Tengwar Calligraphy

Just like many other writing systems, the Tengwar allows for many different calligraphic styles in writing. In fact, the Tengwar is unusually well suited for calligraphic freedom, since most characters consist of only two variable elements — a stem and a bow. As long as these two identifiers can be recognized, the writer can use any calligraphic style imaginable. In the works of J.R.R. Tolkien, a few distinct styles can be discerned. These are presented here.

The basic principles for Tengwar calligraphy are the same as those for Roman-alphabet calligraphy. If you want to learn more about calligraphy there is a wealth of good books on the market. Here it will be sufficient to summarize the basics:

In the tables below, the numbered arrows show the order and direction in which to draw the lines of the tengwar.
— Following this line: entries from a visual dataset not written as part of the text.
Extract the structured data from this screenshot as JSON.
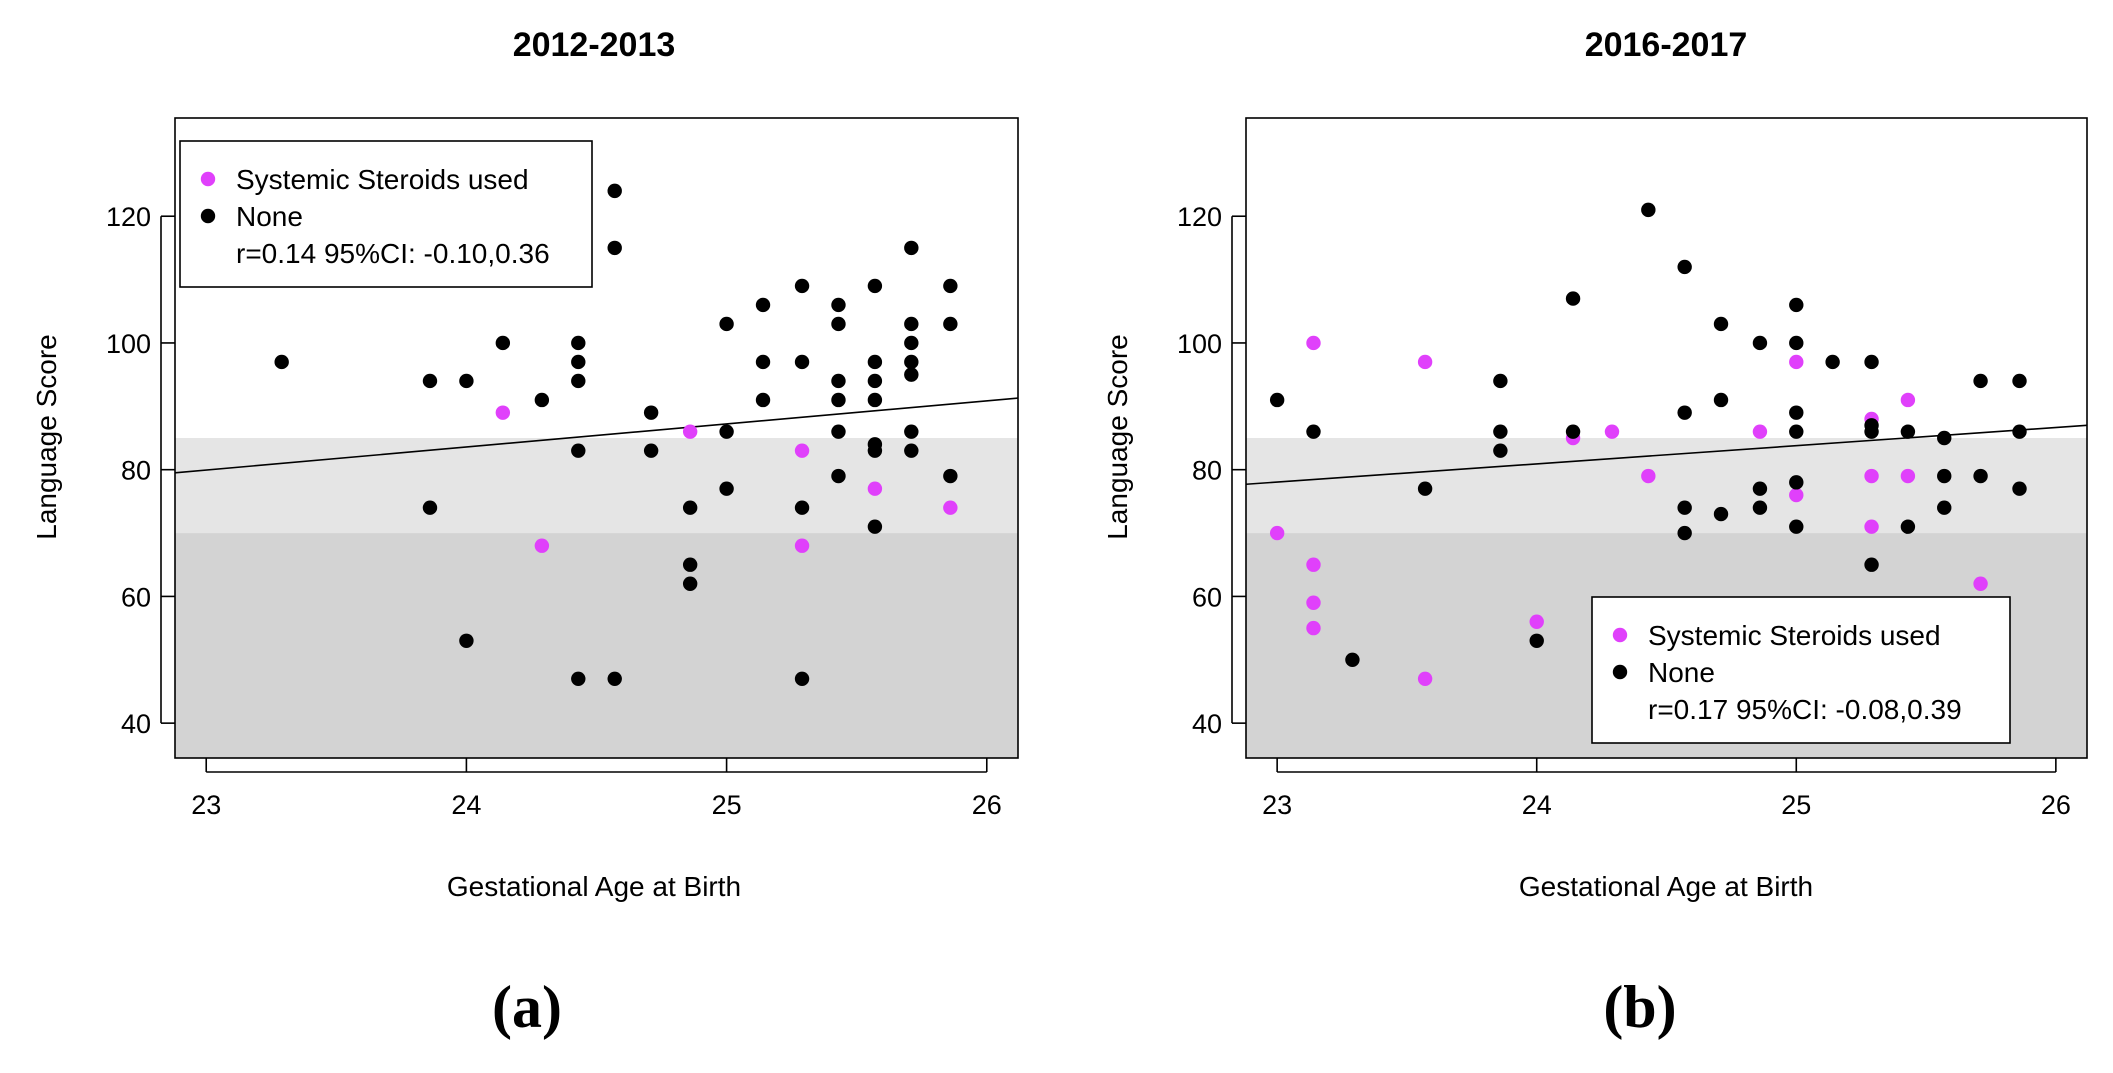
{
  "chart_data": [
    {
      "type": "scatter",
      "panel_label": "(a)",
      "title": "2012-2013",
      "xlabel": "Gestational Age at Birth",
      "ylabel": "Language Score",
      "xlim": [
        22.88,
        26.12
      ],
      "ylim": [
        34.5,
        135.5
      ],
      "xticks": [
        "23",
        "24",
        "25",
        "26"
      ],
      "yticks": [
        "40",
        "60",
        "80",
        "100",
        "120"
      ],
      "bands": [
        {
          "from": 34.5,
          "to": 70,
          "color": "#d3d3d3"
        },
        {
          "from": 70,
          "to": 85,
          "color": "#e5e5e5"
        }
      ],
      "trend": {
        "x": [
          22.88,
          26.12
        ],
        "y": [
          79.5,
          91.3
        ]
      },
      "legend": {
        "position": "top-left",
        "entries": [
          {
            "label": "Systemic Steroids used",
            "color": "#e040fb"
          },
          {
            "label": "None",
            "color": "#000000"
          }
        ],
        "stat": "r=0.14 95%CI: -0.10,0.36"
      },
      "series": [
        {
          "name": "Systemic Steroids used",
          "color": "#e040fb",
          "points": [
            [
              24.14,
              89
            ],
            [
              24.29,
              68
            ],
            [
              24.86,
              86
            ],
            [
              25.29,
              83
            ],
            [
              25.29,
              68
            ],
            [
              25.57,
              77
            ],
            [
              25.86,
              74
            ]
          ]
        },
        {
          "name": "None",
          "color": "#000000",
          "points": [
            [
              23.29,
              97
            ],
            [
              23.86,
              94
            ],
            [
              23.86,
              74
            ],
            [
              24.0,
              94
            ],
            [
              24.0,
              53
            ],
            [
              24.14,
              100
            ],
            [
              24.29,
              91
            ],
            [
              24.43,
              100
            ],
            [
              24.43,
              97
            ],
            [
              24.43,
              94
            ],
            [
              24.43,
              83
            ],
            [
              24.43,
              47
            ],
            [
              24.57,
              124
            ],
            [
              24.57,
              115
            ],
            [
              24.57,
              47
            ],
            [
              24.71,
              89
            ],
            [
              24.71,
              83
            ],
            [
              24.86,
              74
            ],
            [
              24.86,
              65
            ],
            [
              24.86,
              62
            ],
            [
              25.0,
              103
            ],
            [
              25.0,
              86
            ],
            [
              25.0,
              77
            ],
            [
              25.14,
              106
            ],
            [
              25.14,
              97
            ],
            [
              25.14,
              91
            ],
            [
              25.29,
              109
            ],
            [
              25.29,
              97
            ],
            [
              25.29,
              74
            ],
            [
              25.29,
              47
            ],
            [
              25.43,
              106
            ],
            [
              25.43,
              103
            ],
            [
              25.43,
              94
            ],
            [
              25.43,
              91
            ],
            [
              25.43,
              86
            ],
            [
              25.43,
              79
            ],
            [
              25.57,
              109
            ],
            [
              25.57,
              97
            ],
            [
              25.57,
              94
            ],
            [
              25.57,
              91
            ],
            [
              25.57,
              84
            ],
            [
              25.57,
              83
            ],
            [
              25.57,
              71
            ],
            [
              25.71,
              115
            ],
            [
              25.71,
              103
            ],
            [
              25.71,
              100
            ],
            [
              25.71,
              97
            ],
            [
              25.71,
              95
            ],
            [
              25.71,
              86
            ],
            [
              25.71,
              83
            ],
            [
              25.86,
              109
            ],
            [
              25.86,
              103
            ],
            [
              25.86,
              79
            ]
          ]
        }
      ]
    },
    {
      "type": "scatter",
      "panel_label": "(b)",
      "title": "2016-2017",
      "xlabel": "Gestational Age at Birth",
      "ylabel": "Language Score",
      "xlim": [
        22.88,
        26.12
      ],
      "ylim": [
        34.5,
        135.5
      ],
      "xticks": [
        "23",
        "24",
        "25",
        "26"
      ],
      "yticks": [
        "40",
        "60",
        "80",
        "100",
        "120"
      ],
      "bands": [
        {
          "from": 34.5,
          "to": 70,
          "color": "#d3d3d3"
        },
        {
          "from": 70,
          "to": 85,
          "color": "#e5e5e5"
        }
      ],
      "trend": {
        "x": [
          22.88,
          26.12
        ],
        "y": [
          77.7,
          87.0
        ]
      },
      "legend": {
        "position": "bottom-right",
        "entries": [
          {
            "label": "Systemic Steroids used",
            "color": "#e040fb"
          },
          {
            "label": "None",
            "color": "#000000"
          }
        ],
        "stat": "r=0.17 95%CI: -0.08,0.39"
      },
      "series": [
        {
          "name": "Systemic Steroids used",
          "color": "#e040fb",
          "points": [
            [
              23.0,
              70
            ],
            [
              23.14,
              100
            ],
            [
              23.14,
              65
            ],
            [
              23.14,
              59
            ],
            [
              23.14,
              55
            ],
            [
              23.57,
              97
            ],
            [
              23.57,
              47
            ],
            [
              24.0,
              56
            ],
            [
              24.14,
              85
            ],
            [
              24.29,
              86
            ],
            [
              24.43,
              79
            ],
            [
              24.86,
              86
            ],
            [
              25.0,
              97
            ],
            [
              25.0,
              76
            ],
            [
              25.29,
              88
            ],
            [
              25.29,
              79
            ],
            [
              25.29,
              71
            ],
            [
              25.43,
              91
            ],
            [
              25.43,
              79
            ],
            [
              25.71,
              62
            ]
          ]
        },
        {
          "name": "None",
          "color": "#000000",
          "points": [
            [
              23.0,
              91
            ],
            [
              23.14,
              86
            ],
            [
              23.29,
              50
            ],
            [
              23.57,
              77
            ],
            [
              23.86,
              94
            ],
            [
              23.86,
              86
            ],
            [
              23.86,
              83
            ],
            [
              24.0,
              53
            ],
            [
              24.14,
              107
            ],
            [
              24.14,
              86
            ],
            [
              24.43,
              121
            ],
            [
              24.57,
              112
            ],
            [
              24.57,
              89
            ],
            [
              24.57,
              74
            ],
            [
              24.57,
              70
            ],
            [
              24.71,
              103
            ],
            [
              24.71,
              91
            ],
            [
              24.71,
              73
            ],
            [
              24.86,
              100
            ],
            [
              24.86,
              77
            ],
            [
              24.86,
              74
            ],
            [
              25.0,
              106
            ],
            [
              25.0,
              100
            ],
            [
              25.0,
              89
            ],
            [
              25.0,
              86
            ],
            [
              25.0,
              78
            ],
            [
              25.0,
              71
            ],
            [
              25.14,
              97
            ],
            [
              25.29,
              97
            ],
            [
              25.29,
              87
            ],
            [
              25.29,
              86
            ],
            [
              25.29,
              65
            ],
            [
              25.43,
              86
            ],
            [
              25.43,
              71
            ],
            [
              25.57,
              85
            ],
            [
              25.57,
              79
            ],
            [
              25.57,
              74
            ],
            [
              25.71,
              94
            ],
            [
              25.71,
              79
            ],
            [
              25.86,
              94
            ],
            [
              25.86,
              86
            ],
            [
              25.86,
              77
            ]
          ]
        }
      ]
    }
  ]
}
The Formal Book-hand Style

The Tengwar table in AppE is said to show the tengwar “in formal book-hand shape”. This is by far the most common calligraphic style. Samples abound: The Tengwar Table, Namárië, The Brogan Tengwa-greetings, So Lúthien etc.

The style is strongly reminiscent of the medieval half-uncial, the writing used in works such as The Book of Kells. The pen angle is roughly 45°. The serifs, the ends of the stems, can be decorated in a number of ways.

Sometimes names are in writing emphasized with a larger initial tengwa. Further emphasis can be added by doubling the stem of the tengwa.

The Pointed Style

This style is a variant of the formal book-hand in which the bows are not curved but drawn in straight angles, causing “points” to appear where the line changes direction. In Pictures #48, Christopher Tolkien refers to this style as “the ‘pointed’ style”, though it is unclear wether this is a term J.R.R. Tolkien himself made use of. The style appears in Elvish Script Sample I and II, Namárië, and the King’s Letter, first version. The pen angle is roughly 45°.

In Namárië, the headline of the text is written in the pointed style with doubled stems, but the text itself is written with the formal book-hand. Likewise, in the King’s Letter, first version, the pointed style is used for strong emphasis in a text otherwise written in the book-hand.

The Ring-inscription Style

This fine, “flowing script” appears in The Ring-inscription. The style is an almost cursive version of the formal book-hand, slightly reminiscent of the Italian Cancellaresca style. It is here written with a calligraphy pen, but it might also be written with a nib — and for the tehtar this is preferable. If you use a calligraphy pen, the pen angle should be 45° or slightly steeper.

The lambe can be connected to a following tengwa by a curly line. The curly tehtar (and presumably the accent, though that is not attested) are connected to the tengwa below them.

The “Square” Style

This style appears on The Return of the King Jacket (draft). The lines are firmly horizontal and vertical, which makes the style rather tiresome to write with a pen. The style is probably in origin not a calligraphic style at all, but rather one used for inscriptions in stone or similar. The pen can be held in an angle from 45° to roughly 0° which will make the horizontal lines thinner than the vertical ones.

There are tehtar in the sample inscription, but they are too faint to make out with any certainity.

The Decorated Verse-hand Style

This style is seen in Elvish Script Sample III. In Pictures #48, Christopher Tolkien calls this style “decorated verse-hand”, though it is unclear if the Author himself used this terminology. Calligraphically speaking, this style is simply a decorated version of the formal book-hand written with a nib, and is therefore not discussed further here.

These are the calligraphic styles that we know Tolkien made use of. But of course there is nothing that prevents you from inventing totally new styles. It should not be forgotten, that the art of calligraphy is first and foremost about being creative with letters!